Une mission de service public et un partage de valeurs
La France a une tradition universaliste, nous avons le devoir d’en faire profiter les enfants que nous recevons. Nous avons une mission de service public dans laquelle s’inscrivent des notions de valeurs humaines, de partage et de lien avec la France.
Les enfants de l’école sont pleins d’envies et d’énergies. Ils sont méritants, plein de bonne volonté et respectueux.
La chance des lycées français à l’étranger c’est d’avoir la moitié des professeurs qui sont titulaires, ils sont la colonne vertébrale de l’équipe enseignante.
Les lycées français reçoivent une homologation, nous sommes visités par une inspectrice qui vient vérifier que le programme, les progressions et l’enseignement sont conformes à la qualité et au label AEFE.
Les anciens élèves du lycée de Pondichéry : les LFIP Alumni (Association des anciens du lycée français international de Pondichéry).
Le lycée a une vraie place dans la vie des habitants de Pondichéry.
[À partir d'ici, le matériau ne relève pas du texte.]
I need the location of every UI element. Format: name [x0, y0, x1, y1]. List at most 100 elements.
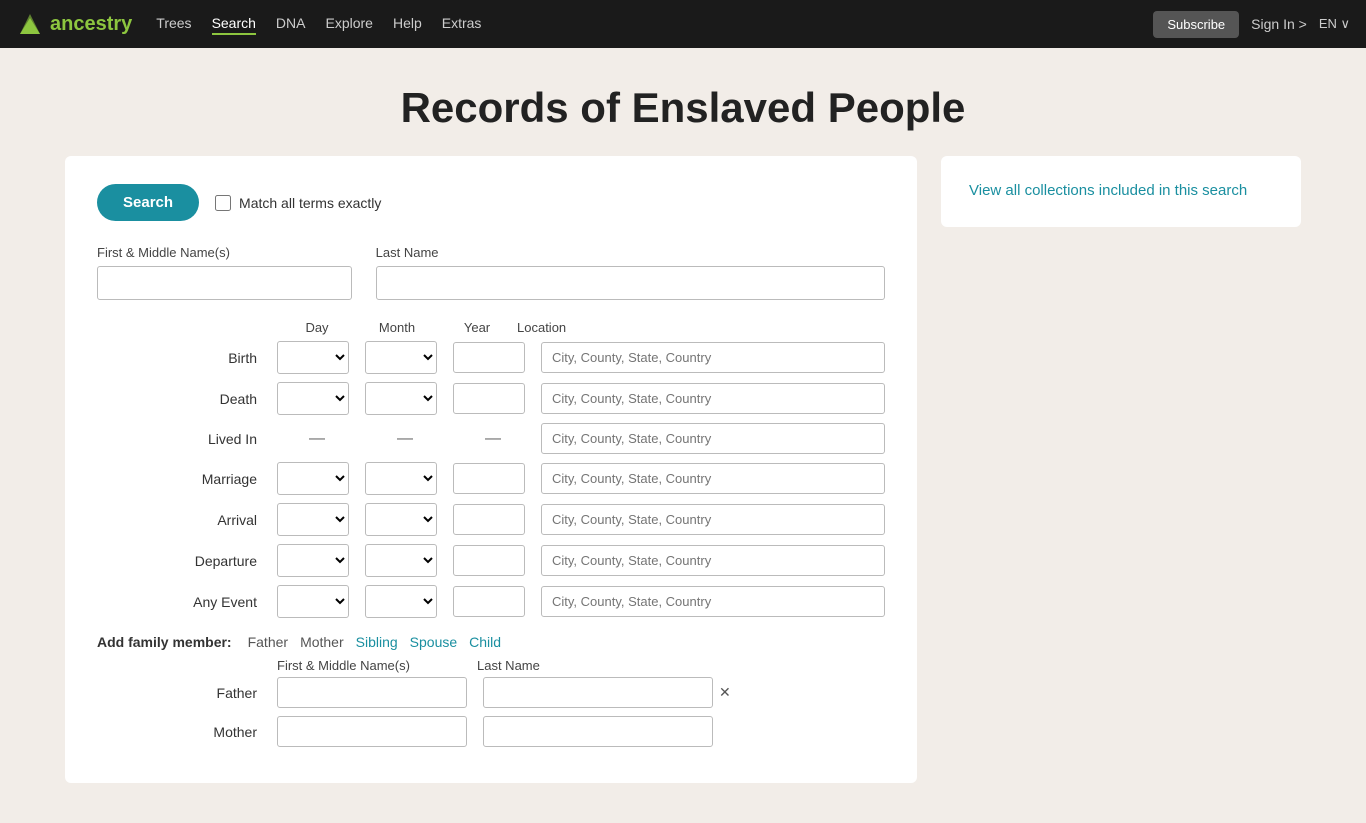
match-exact-label: Match all terms exactly: [215, 195, 381, 211]
livedin-label: Lived In: [97, 431, 277, 447]
arrival-year-group: [453, 504, 533, 535]
arrival-location-input[interactable]: [541, 504, 885, 535]
arrival-label: Arrival: [97, 512, 277, 528]
family-link-child[interactable]: Child: [469, 634, 501, 650]
birth-month-select[interactable]: [365, 341, 437, 374]
collections-card: View all collections included in this se…: [941, 156, 1301, 227]
family-inputs-header: First & Middle Name(s) Last Name: [277, 658, 885, 673]
signin-button[interactable]: Sign In >: [1251, 16, 1307, 32]
family-link-sibling[interactable]: Sibling: [356, 634, 398, 650]
name-row: First & Middle Name(s) Last Name: [97, 245, 885, 300]
anyevent-year-group: [453, 586, 533, 617]
anyevent-month-group: [365, 585, 445, 618]
nav-right: Subscribe Sign In > EN ∨: [1153, 11, 1350, 38]
father-close-button[interactable]: ✕: [719, 684, 731, 701]
death-row: Death: [97, 382, 885, 415]
mother-first-input[interactable]: [277, 716, 467, 747]
marriage-month-select[interactable]: [365, 462, 437, 495]
departure-day-select[interactable]: [277, 544, 349, 577]
departure-day-group: [277, 544, 357, 577]
nav-dna[interactable]: DNA: [276, 15, 306, 31]
departure-year-input[interactable]: [453, 545, 525, 576]
last-name-group: Last Name: [376, 245, 885, 300]
death-year-group: [453, 383, 533, 414]
sidebar: View all collections included in this se…: [941, 156, 1301, 783]
marriage-location-input[interactable]: [541, 463, 885, 494]
death-day-select[interactable]: [277, 382, 349, 415]
family-col-first-header: First & Middle Name(s): [277, 658, 477, 673]
death-month-select[interactable]: [365, 382, 437, 415]
family-link-mother[interactable]: Mother: [300, 634, 344, 650]
marriage-day-select[interactable]: [277, 462, 349, 495]
match-exact-checkbox[interactable]: [215, 195, 231, 211]
marriage-day-group: [277, 462, 357, 495]
livedin-location-input[interactable]: [541, 423, 885, 454]
search-button[interactable]: Search: [97, 184, 199, 221]
birth-day-select[interactable]: [277, 341, 349, 374]
father-first-input[interactable]: [277, 677, 467, 708]
birth-year-group: [453, 342, 533, 373]
search-panel: Search Match all terms exactly First & M…: [65, 156, 917, 783]
anyevent-year-input[interactable]: [453, 586, 525, 617]
death-year-input[interactable]: [453, 383, 525, 414]
father-last-input[interactable]: [483, 677, 713, 708]
header-month: Month: [357, 320, 437, 335]
birth-location-input[interactable]: [541, 342, 885, 373]
arrival-day-select[interactable]: [277, 503, 349, 536]
collections-link[interactable]: View all collections included in this se…: [969, 182, 1247, 199]
birth-year-input[interactable]: [453, 342, 525, 373]
search-top-row: Search Match all terms exactly: [97, 184, 885, 221]
nav-help[interactable]: Help: [393, 15, 422, 31]
match-exact-text: Match all terms exactly: [239, 195, 381, 211]
father-label: Father: [97, 685, 277, 701]
first-middle-input[interactable]: [97, 266, 352, 300]
language-selector[interactable]: EN ∨: [1319, 16, 1350, 32]
birth-month-group: [365, 341, 445, 374]
last-name-input[interactable]: [376, 266, 885, 300]
mother-last-input[interactable]: [483, 716, 713, 747]
anyevent-location-group: [541, 586, 885, 617]
mother-label: Mother: [97, 724, 277, 740]
first-middle-group: First & Middle Name(s): [97, 245, 352, 300]
livedin-year-dash: —: [453, 430, 533, 448]
departure-month-select[interactable]: [365, 544, 437, 577]
event-header-row: Day Month Year Location: [97, 320, 885, 335]
nav-explore[interactable]: Explore: [325, 15, 372, 31]
departure-month-group: [365, 544, 445, 577]
marriage-month-group: [365, 462, 445, 495]
family-link-spouse[interactable]: Spouse: [410, 634, 457, 650]
birth-day-group: [277, 341, 357, 374]
birth-label: Birth: [97, 350, 277, 366]
nav-trees[interactable]: Trees: [156, 15, 191, 31]
family-col-last-header: Last Name: [477, 658, 540, 673]
family-link-father[interactable]: Father: [248, 634, 288, 650]
arrival-row: Arrival: [97, 503, 885, 536]
marriage-year-input[interactable]: [453, 463, 525, 494]
anyevent-day-select[interactable]: [277, 585, 349, 618]
anyevent-location-input[interactable]: [541, 586, 885, 617]
header-location: Location: [517, 320, 885, 335]
marriage-row: Marriage: [97, 462, 885, 495]
first-middle-label: First & Middle Name(s): [97, 245, 352, 260]
page-title: Records of Enslaved People: [0, 84, 1366, 132]
arrival-month-select[interactable]: [365, 503, 437, 536]
anyevent-month-select[interactable]: [365, 585, 437, 618]
marriage-location-group: [541, 463, 885, 494]
arrival-year-input[interactable]: [453, 504, 525, 535]
birth-row: Birth: [97, 341, 885, 374]
logo[interactable]: ancestry: [16, 10, 132, 38]
departure-location-input[interactable]: [541, 545, 885, 576]
nav-extras[interactable]: Extras: [442, 15, 482, 31]
departure-location-group: [541, 545, 885, 576]
death-location-input[interactable]: [541, 383, 885, 414]
departure-row: Departure: [97, 544, 885, 577]
father-input-row: Father ✕: [97, 677, 885, 708]
nav-search[interactable]: Search: [212, 15, 256, 35]
arrival-month-group: [365, 503, 445, 536]
family-links: Father Mother Sibling Spouse Child: [248, 634, 501, 650]
death-label: Death: [97, 391, 277, 407]
departure-label: Departure: [97, 553, 277, 569]
birth-location-group: [541, 342, 885, 373]
page-title-area: Records of Enslaved People: [0, 48, 1366, 156]
subscribe-button[interactable]: Subscribe: [1153, 11, 1239, 38]
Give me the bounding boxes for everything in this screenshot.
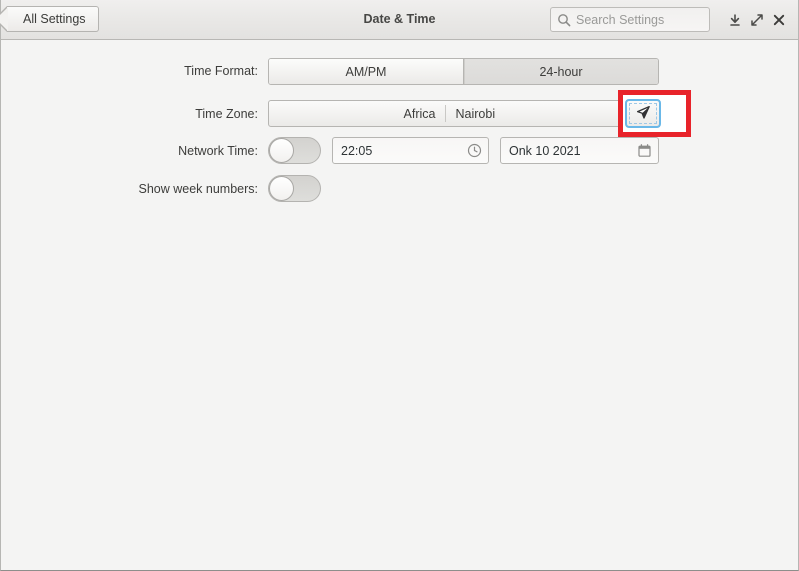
time-zone-region[interactable]: Africa bbox=[269, 101, 445, 126]
time-input[interactable]: 22:05 bbox=[332, 137, 489, 164]
search-placeholder: Search Settings bbox=[576, 12, 665, 27]
show-week-numbers-toggle[interactable] bbox=[268, 175, 321, 202]
header-right-group: Search Settings bbox=[550, 7, 790, 32]
all-settings-back-button[interactable]: All Settings bbox=[0, 6, 99, 32]
toggle-knob bbox=[269, 138, 294, 163]
network-time-label: Network Time: bbox=[178, 144, 258, 158]
clock-icon[interactable] bbox=[467, 143, 482, 158]
maximize-button[interactable] bbox=[746, 8, 768, 32]
time-zone-field[interactable]: Africa Nairobi bbox=[268, 100, 623, 127]
time-format-option-ampm[interactable]: AM/PM bbox=[269, 59, 463, 84]
header-bar: All Settings Date & Time Search Settings bbox=[0, 0, 798, 40]
show-week-numbers-label: Show week numbers: bbox=[138, 182, 258, 196]
calendar-icon[interactable] bbox=[637, 143, 652, 158]
back-button-label: All Settings bbox=[23, 12, 86, 26]
time-zone-city[interactable]: Nairobi bbox=[446, 101, 623, 126]
date-input[interactable]: Onk 10 2021 bbox=[500, 137, 659, 164]
close-x-icon bbox=[772, 13, 786, 27]
settings-content: Time Format: AM/PM 24-hour Time Zone: Af… bbox=[1, 40, 798, 570]
network-time-toggle[interactable] bbox=[268, 137, 321, 164]
date-value: Onk 10 2021 bbox=[509, 143, 581, 158]
settings-window: All Settings Date & Time Search Settings bbox=[0, 0, 799, 571]
search-icon bbox=[557, 13, 571, 27]
time-zone-label: Time Zone: bbox=[195, 107, 258, 121]
minimize-button[interactable] bbox=[724, 8, 746, 32]
time-format-option-24hour[interactable]: 24-hour bbox=[463, 59, 658, 84]
time-value: 22:05 bbox=[341, 143, 373, 158]
time-format-segmented-control[interactable]: AM/PM 24-hour bbox=[268, 58, 659, 85]
header-left-group: All Settings bbox=[0, 6, 99, 32]
navigation-arrow-icon bbox=[635, 104, 652, 124]
detect-location-button[interactable] bbox=[625, 99, 661, 128]
expand-arrows-icon bbox=[750, 13, 764, 27]
search-input[interactable]: Search Settings bbox=[550, 7, 710, 32]
toggle-knob bbox=[269, 176, 294, 201]
download-minimize-icon bbox=[728, 13, 742, 27]
time-format-label: Time Format: bbox=[184, 64, 258, 78]
close-button[interactable] bbox=[768, 8, 790, 32]
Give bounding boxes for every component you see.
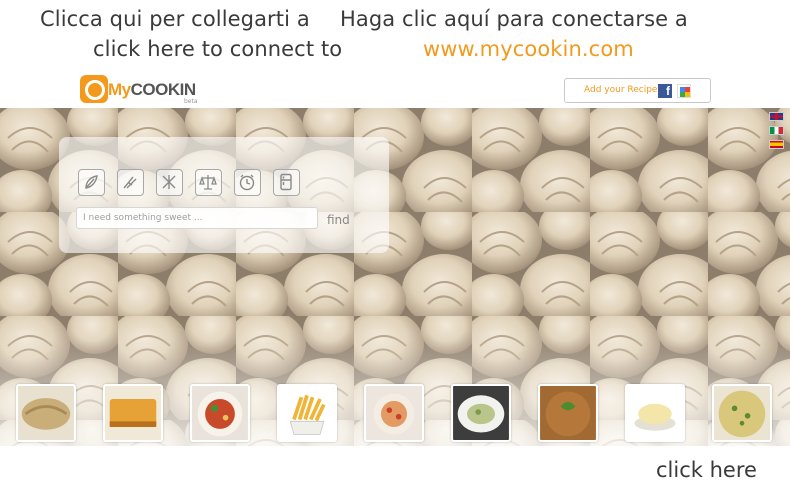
site-url-link[interactable]: www.mycookin.com <box>423 37 634 61</box>
find-button[interactable]: find <box>327 213 350 227</box>
spanish-flag-icon[interactable] <box>769 140 784 149</box>
fridge-icon[interactable] <box>273 169 300 196</box>
recipe-thumbnail-soup[interactable] <box>451 384 511 442</box>
recipe-thumbnail-bread[interactable] <box>16 384 76 442</box>
search-panel: find <box>59 137 389 253</box>
english-flag-icon[interactable] <box>769 112 784 121</box>
facebook-icon[interactable]: f <box>658 84 672 98</box>
spanish-connect-message: Haga clic aquí para conectarse a <box>340 7 688 31</box>
logo-mark-icon <box>80 75 108 103</box>
hero-banner: find <box>0 108 790 446</box>
logo-wordmark: MyCOOKIN <box>108 80 196 100</box>
italian-flag-icon[interactable] <box>769 126 784 135</box>
italian-connect-message: Clicca qui per collegarti a <box>40 7 310 31</box>
recipe-thumbnail-pie[interactable] <box>103 384 163 442</box>
time-clock-icon[interactable] <box>234 169 261 196</box>
recipe-thumbnail-risotto[interactable] <box>712 384 772 442</box>
no-icon[interactable] <box>156 169 183 196</box>
google-icon[interactable] <box>677 84 691 98</box>
logo-cookin: COOKIN <box>130 80 197 99</box>
vegetarian-icon[interactable] <box>78 169 105 196</box>
logo-beta-tag: beta <box>184 98 198 105</box>
click-here-link[interactable]: click here <box>656 458 757 482</box>
mycookin-logo[interactable]: MyCOOKIN beta <box>80 73 210 107</box>
recipe-thumbnail-cream[interactable] <box>625 384 685 442</box>
light-icon[interactable] <box>117 169 144 196</box>
add-recipe-box[interactable]: Add your Recipe f <box>564 78 711 103</box>
add-recipe-label[interactable]: Add your Recipe <box>584 85 657 95</box>
recipe-thumbnail-fries[interactable] <box>277 384 337 442</box>
english-connect-message: click here to connect to <box>93 37 343 61</box>
price-scale-icon[interactable] <box>195 169 222 196</box>
recipe-thumbnail-pasta[interactable] <box>364 384 424 442</box>
recipe-thumbnail-lentils[interactable] <box>538 384 598 442</box>
search-input[interactable] <box>76 207 318 229</box>
logo-my: My <box>108 80 131 99</box>
recipe-thumbnail-pasta-sauce[interactable] <box>190 384 250 442</box>
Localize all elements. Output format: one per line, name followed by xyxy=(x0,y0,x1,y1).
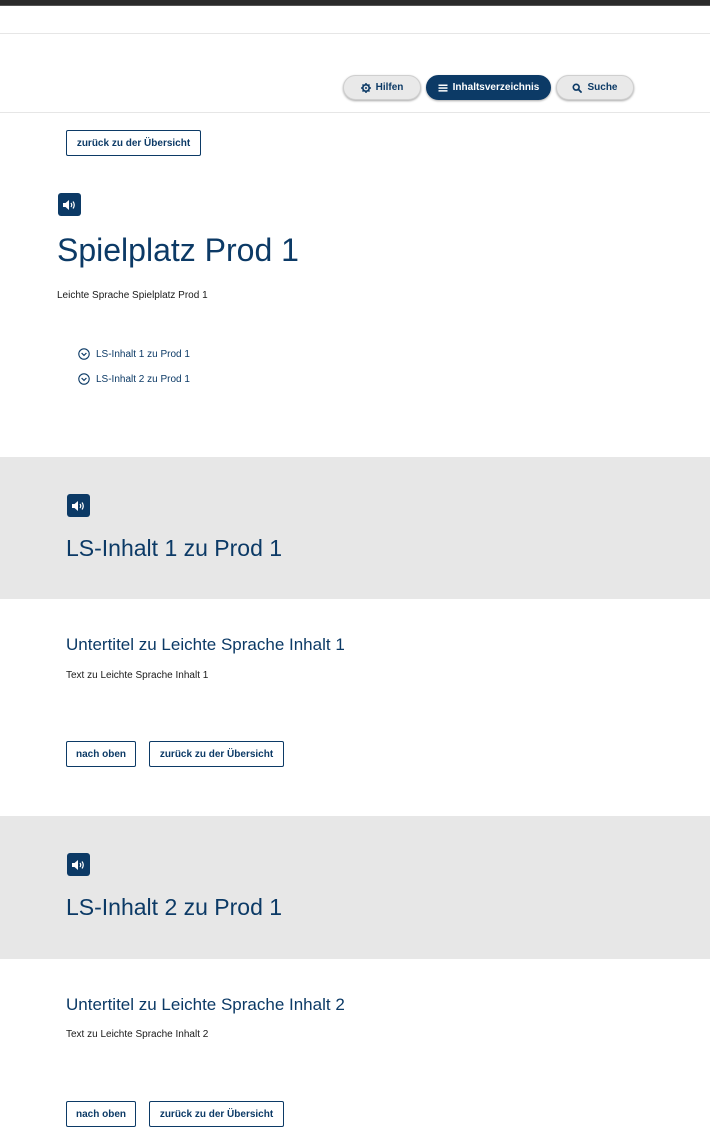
top-window-bar xyxy=(0,0,710,6)
suche-button[interactable]: Suche xyxy=(556,75,634,100)
section-2-header-band xyxy=(0,816,710,959)
nach-oben-button[interactable]: nach oben xyxy=(66,1101,136,1127)
nav-divider xyxy=(0,112,710,113)
section-1-subtitle: Untertitel zu Leichte Sprache Inhalt 1 xyxy=(66,635,345,654)
toc-item-inhalt-2[interactable]: LS-Inhalt 2 zu Prod 1 xyxy=(78,372,190,386)
menu-icon xyxy=(438,83,448,93)
header-divider xyxy=(0,33,710,34)
hilfen-label: Hilfen xyxy=(375,82,404,93)
page-title: Spielplatz Prod 1 xyxy=(57,232,299,268)
section-1-header-band xyxy=(0,457,710,599)
page-intro-text: Leichte Sprache Spielplatz Prod 1 xyxy=(57,290,208,301)
inhaltsverzeichnis-button[interactable]: Inhaltsverzeichnis xyxy=(426,75,551,100)
search-icon xyxy=(572,82,583,93)
speaker-icon[interactable] xyxy=(67,853,90,876)
inhaltsverzeichnis-label: Inhaltsverzeichnis xyxy=(452,82,540,93)
suche-label: Suche xyxy=(587,82,618,93)
nach-oben-button[interactable]: nach oben xyxy=(66,741,136,767)
chevron-down-circle-icon xyxy=(78,373,90,385)
gear-icon xyxy=(360,82,371,93)
toc-item-label: LS-Inhalt 2 zu Prod 1 xyxy=(96,373,190,385)
section-2-text: Text zu Leichte Sprache Inhalt 2 xyxy=(66,1029,209,1040)
chevron-down-circle-icon xyxy=(78,348,90,360)
back-to-overview-button[interactable]: zurück zu der Übersicht xyxy=(149,1101,284,1127)
speaker-icon[interactable] xyxy=(58,193,81,216)
section-1-text: Text zu Leichte Sprache Inhalt 1 xyxy=(66,670,209,681)
back-to-overview-button[interactable]: zurück zu der Übersicht xyxy=(149,741,284,767)
back-to-overview-button[interactable]: zurück zu der Übersicht xyxy=(66,130,201,156)
section-1-heading: LS-Inhalt 1 zu Prod 1 xyxy=(66,535,283,561)
speaker-icon[interactable] xyxy=(67,494,90,517)
section-2-subtitle: Untertitel zu Leichte Sprache Inhalt 2 xyxy=(66,995,345,1014)
toc-item-label: LS-Inhalt 1 zu Prod 1 xyxy=(96,348,190,360)
toc-item-inhalt-1[interactable]: LS-Inhalt 1 zu Prod 1 xyxy=(78,347,190,361)
hilfen-button[interactable]: Hilfen xyxy=(343,75,421,100)
section-2-heading: LS-Inhalt 2 zu Prod 1 xyxy=(66,894,283,920)
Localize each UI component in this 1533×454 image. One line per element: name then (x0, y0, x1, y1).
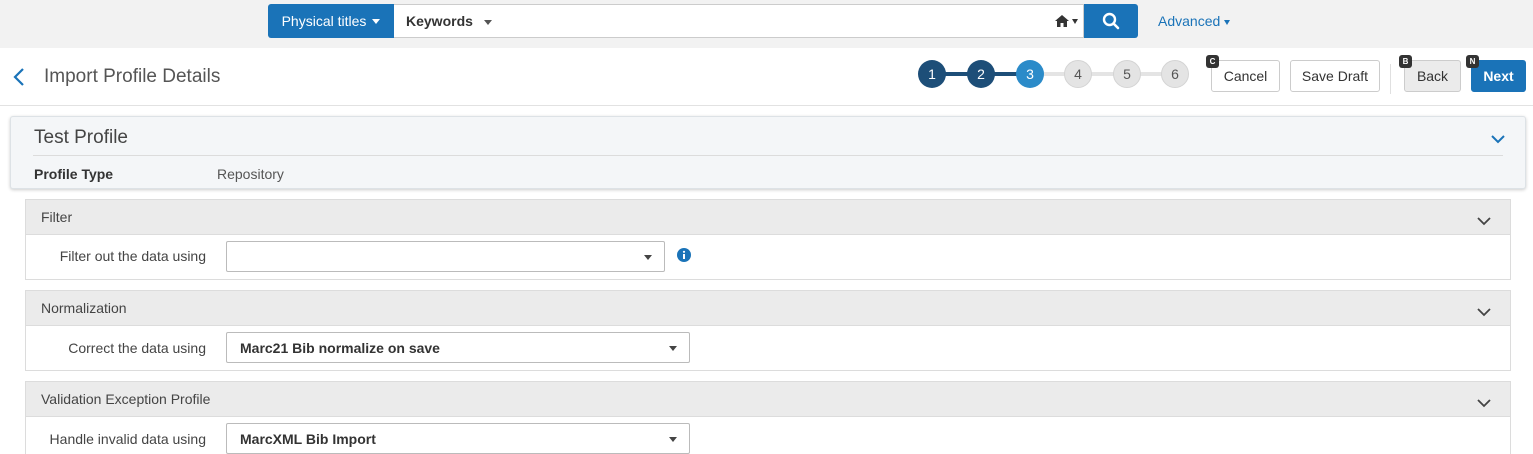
filter-section: Filter Filter out the data using (25, 199, 1511, 280)
wizard-steps: 1 2 3 4 5 6 (918, 60, 1190, 88)
validation-section-title: Validation Exception Profile (41, 391, 211, 407)
search-field-selector[interactable]: Keywords (406, 13, 473, 29)
search-scope-label: Physical titles (281, 13, 367, 29)
normalization-section-title: Normalization (41, 300, 127, 316)
chevron-down-icon[interactable] (1477, 213, 1491, 229)
caret-down-icon (484, 20, 492, 25)
normalization-section-header[interactable]: Normalization (26, 291, 1510, 326)
cancel-label: Cancel (1223, 68, 1268, 84)
validation-section: Validation Exception Profile Handle inva… (25, 381, 1511, 454)
search-icon (1102, 12, 1120, 30)
normalization-select[interactable]: Marc21 Bib normalize on save (226, 332, 690, 363)
caret-down-icon (1224, 19, 1231, 25)
next-label: Next (1483, 68, 1514, 84)
search-bar: Physical titles Keywords Advanced (0, 0, 1533, 48)
filter-select[interactable] (226, 241, 665, 272)
search-button[interactable] (1084, 4, 1138, 38)
normalization-section: Normalization Correct the data using Mar… (25, 290, 1511, 371)
home-icon[interactable] (1054, 14, 1070, 31)
shortcut-badge-back: B (1399, 55, 1412, 68)
normalization-select-value: Marc21 Bib normalize on save (240, 340, 440, 356)
wizard-step-1[interactable]: 1 (918, 60, 946, 88)
shortcut-badge-next: N (1466, 55, 1479, 68)
search-scope-dropdown[interactable]: Physical titles (268, 4, 394, 38)
divider (1390, 64, 1391, 94)
filter-section-header[interactable]: Filter (26, 200, 1510, 235)
wizard-step-3[interactable]: 3 (1016, 60, 1044, 88)
chevron-down-icon[interactable] (1491, 131, 1505, 147)
save-draft-label: Save Draft (1301, 68, 1369, 84)
normalization-field-label: Correct the data using (68, 340, 206, 356)
caret-down-icon (669, 437, 677, 442)
advanced-search-label: Advanced (1158, 13, 1221, 29)
back-arrow-icon[interactable] (12, 66, 26, 91)
validation-section-header[interactable]: Validation Exception Profile (26, 382, 1510, 417)
validation-field-label: Handle invalid data using (49, 431, 206, 447)
caret-down-icon (669, 346, 677, 351)
validation-select[interactable]: MarcXML Bib Import (226, 423, 690, 454)
caret-down-icon (1072, 19, 1078, 24)
advanced-search-link[interactable]: Advanced (1158, 13, 1231, 29)
validation-select-value: MarcXML Bib Import (240, 431, 376, 447)
page-title: Import Profile Details (44, 66, 221, 87)
wizard-step-6[interactable]: 6 (1161, 60, 1189, 88)
wizard-step-2[interactable]: 2 (967, 60, 995, 88)
cancel-button[interactable]: Cancel (1211, 60, 1280, 92)
step-connector-todo (1030, 72, 1176, 76)
page-header: Import Profile Details 1 2 3 4 5 6 Cance… (0, 48, 1533, 106)
save-draft-button[interactable]: Save Draft (1290, 60, 1380, 92)
profile-summary-card: Test Profile Profile Type Repository (10, 116, 1526, 189)
chevron-down-icon[interactable] (1477, 304, 1491, 320)
wizard-step-5[interactable]: 5 (1113, 60, 1141, 88)
search-input[interactable]: Keywords (394, 4, 1084, 38)
info-icon[interactable] (677, 248, 691, 265)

On sent le poids de l’histoire.
De plus, l’attachement important des anciens élèves qui sont regroupés en deux associations très actives en France et en Inde.
Les alumni font le pont entre la France et l’Inde. Ils ont une mission de solidarité, ils accompagnent les élèves qui vont en France, les accueillent, parfois paient les cautions pour les logements, les guident. Certains d’entre eux reviennent se réinstaller à Pondichéry.
Les alumni organisent un forum des métiers le 18 et 19 janvier 2025, ils vont faire venir des chercheurs sur les thématiques de l’écologie, l’intelligence artificielle et l’ancienne ministre Muriel Penicot sera présente. Les élèves pourront profiter de toutes les conférences.
Kamel Daoud qui vient de recevoir le prix Goncourt pour son livre Houris, et qui est alumni d’une autre école française de l’étranger a déclaré :
«… j’ai vécu le français comme une langue intime, une langue secrète, le seul endroit où j’avais une île de milliardaire, c’était la langue française… »
Le lycée international français de Pondichéry, va avoir 200 ans le 26 octobre 2026. Un groupe de réflexion se met en place pour réfléchir à la façon de célébrer cet anniversaire.